Gross Domestic Product
The Chamber said the nation’s economy records “persistent macroeconomic growth that does not trickle down into real development,” adding that Nigeria recorded a 10-year average real Gross Domestic Product (GDP) growth rate of 7.02% during 2003 to 2012, which was persistently above 6% annually.
“The economy however, started slowing down in 2010. As robust as this growth seems (an average annual growth of 7% should double the GDP size), it has been without development, as most major development indices worsened during this review period” the chamber said.
It said that one of the major concerns about this non-inclusive growth is unemployment, on which the following official statistics speak volumes. It went from 5.3% in January 2007 to 5.8% in January 2008, 11.8% in January 2009, 19.7% in January 2010 and 21.1% in January 2011. Rising from the dismal level of January 2011, the rate went further north to 23.9% by end-2011.

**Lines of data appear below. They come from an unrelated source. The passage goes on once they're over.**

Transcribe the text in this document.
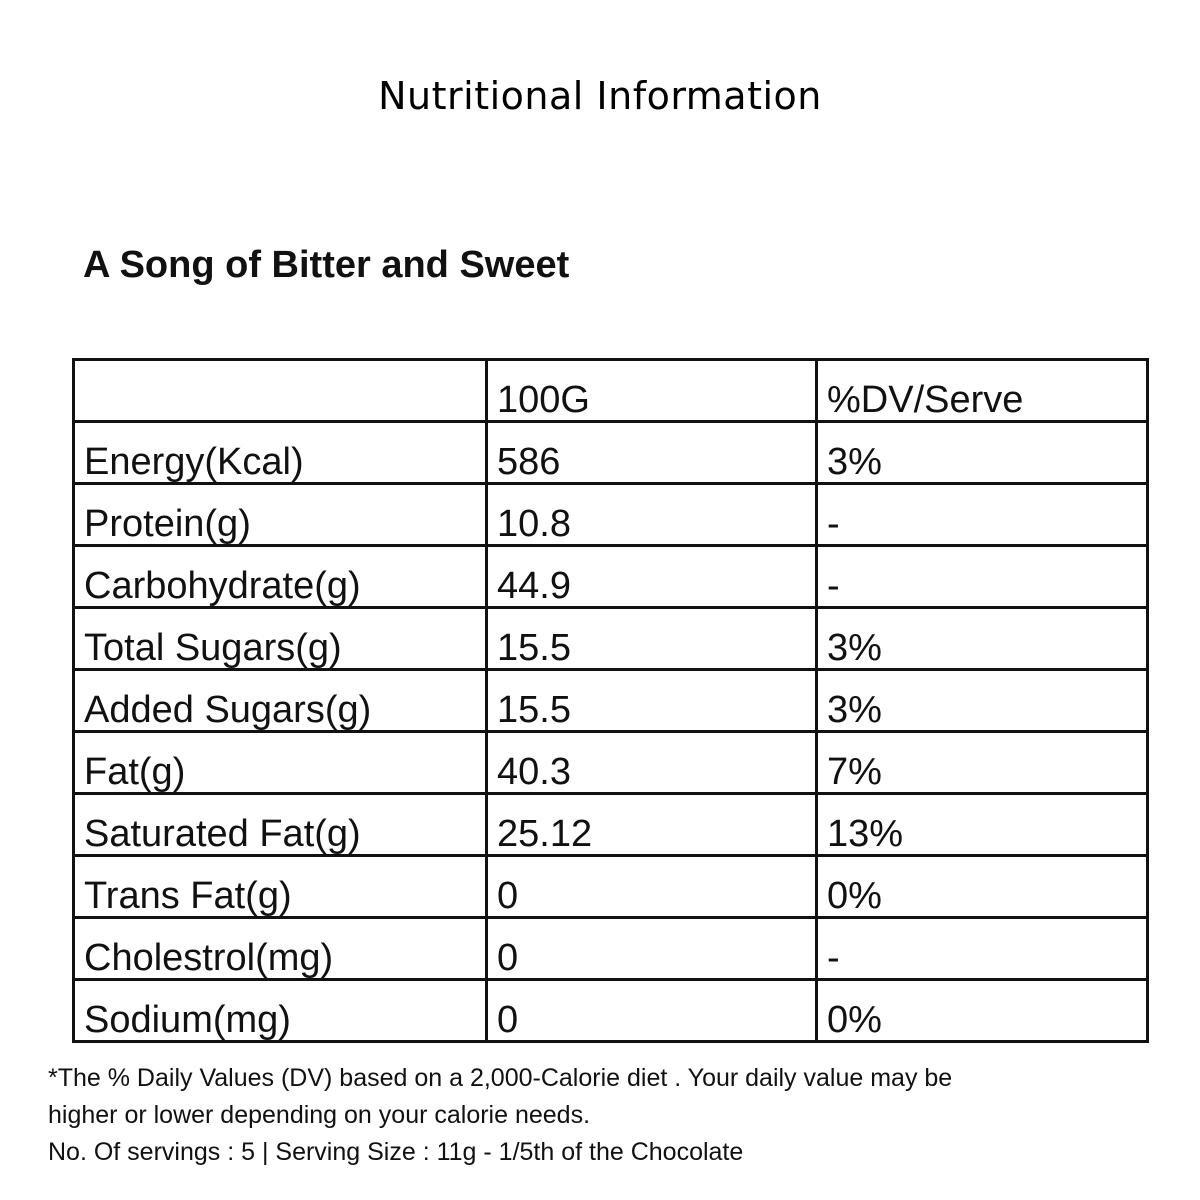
Nutritional Information
A Song of Bitter and Sweet
	100G	%DV/Serve
Energy(Kcal)	586	3%
Protein(g)	10.8	-
Carbohydrate(g)	44.9	-
Total Sugars(g)	15.5	3%
Added Sugars(g)	15.5	3%
Fat(g)	40.3	7%
Saturated Fat(g)	25.12	13%
Trans Fat(g)	0	0%
Cholestrol(mg)	0	-
Sodium(mg)	0	0%
*The % Daily Values (DV) based on a 2,000-Calorie diet . Your daily value may be
higher or lower depending on your calorie needs.
No. Of servings : 5 | Serving Size : 11g - 1/5th of the Chocolate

“This is more worrisome because, among the youth (officially, 15-35 years), the unemployment rate is 42.2%. This has exacerbated social problems of all kinds, including its security implications” the chamber said.
For some months, the nation has also been recording single digit inflation, a supposed positive development, even though the average Nigerian is yet to understand how this has impacted in their real life situations.
In April 2013, the Consumer Price Index (CPI), which measures inflation, rose by 9.1 per cent year-on-year (compared to 8.6 per cent in March).This is the fourth consecutive month of single digit year-on-year rates being recorded, and the first time this has occurred since the movement to the new CPI base period, the National Bureau of Statistics (NBS) said last week.
Relative to March, the rise in the headline index could be primarily attributed to higher price levels of food products due to the effect of declining inventories. At this time in the planting season, what is sold are food products which were harvested, late last year and the limited supplies of these farm with a relatively stable demand, pushes prices higher.
“As in March, the Core sub-index exhibited a muted rise due to base effects. Between March 2012 and December 2012, the Core Sub-index recorded substantial year-on-year price increases (an average of 14.2% compared to 11.8% over the same period in 2011). As a result of substantially higher price levels last year, the implications are that the year-on-year changes for this year are likely to be lower. Additionally, we observed generally slower rises in monthly prices since 2013. This may be connected to more prudent fiscal measures together with aggressive stance of monetary policy” NBS said.
On a month-on-month basis, the Food index increased by 0.6 per cent between March and April, the bureau said. As in March, food prices were higher across all classes in the food sub-index. According to their contribution, the largest contributors of the increase in the food index in April were bread and cereals, potatoes, yams and other tubers, and vegetables.